Tuesday, January 17, 2017

One of the cold days; can't remember just which one after the Jan1 opener with the boys; it was the day on which Packers hosted Giants.  Cold as you could ever want it, with a hard-pushing south wind.  The calendar wasn't working for me, as I had an afternoon free but terrible conditions.  Figured I would go out anyway, see about maybe trying to get down deep with a big nymph to move a large trout.  Stay close to home.  First two holes very deep; dredged down in there for a while; nothing.  No fish to hand and not even any moved.  South wind just biting.  Coming off that Jan1 outing and then more immediately coming from my warm house I was thinking very hard about hanging it up.  Day is done.  This was the first cold day on my bare hands and they were just folding on me; deathly cold such that I questioned what I was doing.  Tried the gloves that I keep in the emergency pack.  Hated them.  Hate gloves while fishing.  I know some people use them and I feel I should consider training myself to do so.  But I have taken to the deer hunting muffler; not gloves.  I need to feel the line in my fingers.  I left the best two pieces having touched no fish but fully intending to try one last hole; one that is typically stacked with fish, noses tight to a natural barrier.  Threw the gloves to the snow and tucked in a little lee; commenced to nymph for a while.

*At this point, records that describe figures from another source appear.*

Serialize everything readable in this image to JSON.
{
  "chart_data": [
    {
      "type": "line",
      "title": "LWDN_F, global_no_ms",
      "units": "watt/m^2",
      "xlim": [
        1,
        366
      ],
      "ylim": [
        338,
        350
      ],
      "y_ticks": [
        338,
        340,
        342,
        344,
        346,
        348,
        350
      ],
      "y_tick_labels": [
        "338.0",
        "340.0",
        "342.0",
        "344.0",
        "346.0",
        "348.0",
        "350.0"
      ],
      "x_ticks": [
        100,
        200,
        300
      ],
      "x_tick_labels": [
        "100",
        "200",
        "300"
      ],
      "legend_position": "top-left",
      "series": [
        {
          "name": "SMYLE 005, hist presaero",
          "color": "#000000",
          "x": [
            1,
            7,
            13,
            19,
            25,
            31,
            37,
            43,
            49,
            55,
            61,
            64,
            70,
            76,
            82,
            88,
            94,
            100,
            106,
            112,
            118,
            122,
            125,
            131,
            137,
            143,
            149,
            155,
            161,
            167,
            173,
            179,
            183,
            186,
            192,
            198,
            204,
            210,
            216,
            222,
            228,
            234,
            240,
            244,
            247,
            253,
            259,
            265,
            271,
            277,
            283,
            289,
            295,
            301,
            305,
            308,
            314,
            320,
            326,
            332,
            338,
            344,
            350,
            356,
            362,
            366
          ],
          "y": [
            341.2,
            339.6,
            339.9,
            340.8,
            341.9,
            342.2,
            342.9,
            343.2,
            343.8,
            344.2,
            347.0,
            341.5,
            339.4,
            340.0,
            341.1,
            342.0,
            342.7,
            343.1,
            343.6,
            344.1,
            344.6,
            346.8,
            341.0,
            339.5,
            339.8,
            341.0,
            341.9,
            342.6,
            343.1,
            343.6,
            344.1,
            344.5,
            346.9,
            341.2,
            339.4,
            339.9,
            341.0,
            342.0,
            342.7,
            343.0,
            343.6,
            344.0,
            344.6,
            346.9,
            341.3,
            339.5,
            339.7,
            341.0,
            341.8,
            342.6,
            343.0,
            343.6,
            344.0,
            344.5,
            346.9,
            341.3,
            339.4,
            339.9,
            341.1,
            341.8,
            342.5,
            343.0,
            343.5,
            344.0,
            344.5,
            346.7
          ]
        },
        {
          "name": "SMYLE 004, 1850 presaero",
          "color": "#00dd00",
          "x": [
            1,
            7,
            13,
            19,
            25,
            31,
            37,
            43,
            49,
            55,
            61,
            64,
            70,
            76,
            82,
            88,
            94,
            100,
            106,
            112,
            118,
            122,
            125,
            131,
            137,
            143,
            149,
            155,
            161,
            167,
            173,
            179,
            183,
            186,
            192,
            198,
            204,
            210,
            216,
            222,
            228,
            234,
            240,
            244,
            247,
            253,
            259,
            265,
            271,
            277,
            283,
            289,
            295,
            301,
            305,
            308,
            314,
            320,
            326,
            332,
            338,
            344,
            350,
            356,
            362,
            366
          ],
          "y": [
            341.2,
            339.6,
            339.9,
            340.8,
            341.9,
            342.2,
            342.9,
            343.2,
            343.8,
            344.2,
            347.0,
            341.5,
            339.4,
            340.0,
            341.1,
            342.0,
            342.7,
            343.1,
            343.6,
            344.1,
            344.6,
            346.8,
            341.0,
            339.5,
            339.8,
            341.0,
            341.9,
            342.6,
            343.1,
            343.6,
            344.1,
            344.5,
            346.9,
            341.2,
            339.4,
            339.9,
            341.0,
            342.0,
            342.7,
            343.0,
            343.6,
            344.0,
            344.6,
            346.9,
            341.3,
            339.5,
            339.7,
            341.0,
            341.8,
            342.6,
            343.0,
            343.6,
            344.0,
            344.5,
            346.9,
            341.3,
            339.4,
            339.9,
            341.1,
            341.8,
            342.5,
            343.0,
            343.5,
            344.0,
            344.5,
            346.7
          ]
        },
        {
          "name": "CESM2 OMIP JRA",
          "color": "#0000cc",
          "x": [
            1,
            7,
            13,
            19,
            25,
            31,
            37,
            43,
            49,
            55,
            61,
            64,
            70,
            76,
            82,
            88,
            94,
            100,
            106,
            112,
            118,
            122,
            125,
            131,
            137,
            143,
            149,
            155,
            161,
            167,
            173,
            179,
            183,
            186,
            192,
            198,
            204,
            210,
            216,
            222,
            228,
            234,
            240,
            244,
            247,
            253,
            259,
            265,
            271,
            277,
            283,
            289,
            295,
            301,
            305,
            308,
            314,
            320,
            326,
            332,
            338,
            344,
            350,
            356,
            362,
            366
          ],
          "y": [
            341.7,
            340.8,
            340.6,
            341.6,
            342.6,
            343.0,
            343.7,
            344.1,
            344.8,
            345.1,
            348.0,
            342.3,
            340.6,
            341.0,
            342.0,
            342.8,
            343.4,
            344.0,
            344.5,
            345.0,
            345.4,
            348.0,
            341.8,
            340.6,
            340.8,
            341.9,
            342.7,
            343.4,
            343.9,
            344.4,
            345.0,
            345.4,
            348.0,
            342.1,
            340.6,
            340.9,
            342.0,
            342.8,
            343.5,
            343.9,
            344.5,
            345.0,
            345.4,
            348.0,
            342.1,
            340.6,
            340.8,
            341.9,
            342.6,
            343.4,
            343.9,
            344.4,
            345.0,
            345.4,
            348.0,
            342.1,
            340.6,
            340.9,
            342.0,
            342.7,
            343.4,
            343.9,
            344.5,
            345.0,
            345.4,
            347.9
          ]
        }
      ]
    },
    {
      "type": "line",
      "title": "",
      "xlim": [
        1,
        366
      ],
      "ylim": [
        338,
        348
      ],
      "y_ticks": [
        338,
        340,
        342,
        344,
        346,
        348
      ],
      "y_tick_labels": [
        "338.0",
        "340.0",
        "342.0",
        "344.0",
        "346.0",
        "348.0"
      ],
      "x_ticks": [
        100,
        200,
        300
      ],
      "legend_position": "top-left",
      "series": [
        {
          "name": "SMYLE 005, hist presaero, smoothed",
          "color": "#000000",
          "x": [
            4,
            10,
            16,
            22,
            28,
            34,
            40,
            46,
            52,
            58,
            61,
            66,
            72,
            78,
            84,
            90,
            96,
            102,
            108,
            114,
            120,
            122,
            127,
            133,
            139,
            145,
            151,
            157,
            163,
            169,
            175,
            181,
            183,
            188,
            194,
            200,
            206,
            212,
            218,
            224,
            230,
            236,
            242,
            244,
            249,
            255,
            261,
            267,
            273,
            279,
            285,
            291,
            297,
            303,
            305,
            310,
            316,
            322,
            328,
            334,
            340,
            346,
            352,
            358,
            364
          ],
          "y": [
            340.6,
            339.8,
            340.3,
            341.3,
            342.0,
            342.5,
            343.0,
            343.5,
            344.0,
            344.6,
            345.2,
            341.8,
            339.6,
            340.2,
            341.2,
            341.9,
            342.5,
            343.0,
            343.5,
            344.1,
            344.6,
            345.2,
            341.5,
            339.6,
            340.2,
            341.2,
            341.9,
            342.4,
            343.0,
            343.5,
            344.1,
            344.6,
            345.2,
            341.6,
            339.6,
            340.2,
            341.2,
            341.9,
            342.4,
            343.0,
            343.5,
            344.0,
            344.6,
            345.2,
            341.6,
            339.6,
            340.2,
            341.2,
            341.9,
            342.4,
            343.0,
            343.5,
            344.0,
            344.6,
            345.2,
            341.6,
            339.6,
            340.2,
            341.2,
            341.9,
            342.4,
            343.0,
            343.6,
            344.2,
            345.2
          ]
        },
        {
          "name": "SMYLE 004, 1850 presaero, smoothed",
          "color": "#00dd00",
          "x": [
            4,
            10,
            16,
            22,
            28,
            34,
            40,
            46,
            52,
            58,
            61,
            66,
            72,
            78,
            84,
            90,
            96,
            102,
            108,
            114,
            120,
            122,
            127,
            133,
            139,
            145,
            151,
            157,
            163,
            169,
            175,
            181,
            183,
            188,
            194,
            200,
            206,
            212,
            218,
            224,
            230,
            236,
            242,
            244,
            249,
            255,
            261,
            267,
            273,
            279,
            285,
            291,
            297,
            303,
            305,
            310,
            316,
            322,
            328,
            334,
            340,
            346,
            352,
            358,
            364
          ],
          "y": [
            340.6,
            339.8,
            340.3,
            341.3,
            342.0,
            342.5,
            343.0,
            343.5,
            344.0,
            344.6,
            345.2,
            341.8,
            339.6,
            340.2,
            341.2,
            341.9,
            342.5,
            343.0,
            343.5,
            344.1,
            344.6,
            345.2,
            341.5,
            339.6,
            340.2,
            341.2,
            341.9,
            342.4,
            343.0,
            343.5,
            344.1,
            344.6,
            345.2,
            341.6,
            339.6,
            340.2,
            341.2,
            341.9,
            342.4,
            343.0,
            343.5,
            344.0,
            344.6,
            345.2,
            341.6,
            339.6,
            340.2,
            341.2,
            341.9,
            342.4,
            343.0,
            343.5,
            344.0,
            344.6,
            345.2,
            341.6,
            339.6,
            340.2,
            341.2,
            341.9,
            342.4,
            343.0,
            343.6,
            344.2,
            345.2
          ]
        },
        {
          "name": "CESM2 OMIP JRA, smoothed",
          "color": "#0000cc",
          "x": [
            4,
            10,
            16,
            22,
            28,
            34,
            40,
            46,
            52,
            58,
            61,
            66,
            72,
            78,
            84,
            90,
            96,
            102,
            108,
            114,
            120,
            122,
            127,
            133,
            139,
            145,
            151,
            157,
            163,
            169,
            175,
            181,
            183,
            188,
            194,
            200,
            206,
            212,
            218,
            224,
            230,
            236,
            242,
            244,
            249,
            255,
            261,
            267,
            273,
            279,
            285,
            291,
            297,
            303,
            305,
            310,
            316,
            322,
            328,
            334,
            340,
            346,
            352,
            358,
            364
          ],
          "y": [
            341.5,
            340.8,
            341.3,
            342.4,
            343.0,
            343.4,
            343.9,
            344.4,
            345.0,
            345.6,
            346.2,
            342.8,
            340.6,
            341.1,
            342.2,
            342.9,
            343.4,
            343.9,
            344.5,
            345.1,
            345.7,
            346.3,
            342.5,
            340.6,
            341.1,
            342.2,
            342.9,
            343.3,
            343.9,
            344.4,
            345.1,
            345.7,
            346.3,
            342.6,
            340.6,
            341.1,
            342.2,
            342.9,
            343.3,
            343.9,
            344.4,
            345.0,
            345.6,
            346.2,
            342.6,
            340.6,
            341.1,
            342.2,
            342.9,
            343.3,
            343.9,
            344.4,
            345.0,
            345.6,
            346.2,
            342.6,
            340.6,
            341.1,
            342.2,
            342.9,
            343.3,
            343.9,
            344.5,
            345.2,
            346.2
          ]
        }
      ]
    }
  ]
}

What followed was about 45 minutes of catching a lot of fish like this one.  I think hooked 17 and landed 14.  Not a single fish over 12 inches long.  I was fishing a big nymph lead with an orange trailer (not a scud but a sort of shortcut scud).  Every single trout ate the trailer.  One creek chub ate the big nymph lead.


Key was banging the nymph rig against the natural barrier just right and letting it wash down into the main current.  A flip just short of the barrier would put flies on a descent that generally angled downward but over the top of where the fish were holding.  Three brook trout to hand including this pretty nice one.  Fly lodged on inside of left mandible was the deal as they were all facing upstream and I was on river right thus setting the hook and pulling the fly into the left corner of mouth.

One of the brook trout was hatched spring 2016 which I thought good and notable.




13 F air temp is not all that cold really, but relative to the Jan1 opener, and with the wind chill: it almost beat me down.  Kind of a decent lesson in persistence.  Tried to speak to myself like I sometimes speak to my kids.  Keep at it; good things happen.  And I suppose one could question whether or not catching and releasing fourteen smallish trout is a "good thing."  It is a good thing.  Even while favorite hours are guiding kids, I still like to craft some drifts and pick up the rod to find it tight on a trout.  Drive home and perceive the feeling coming back to hands and feet; good car heater pushing hard.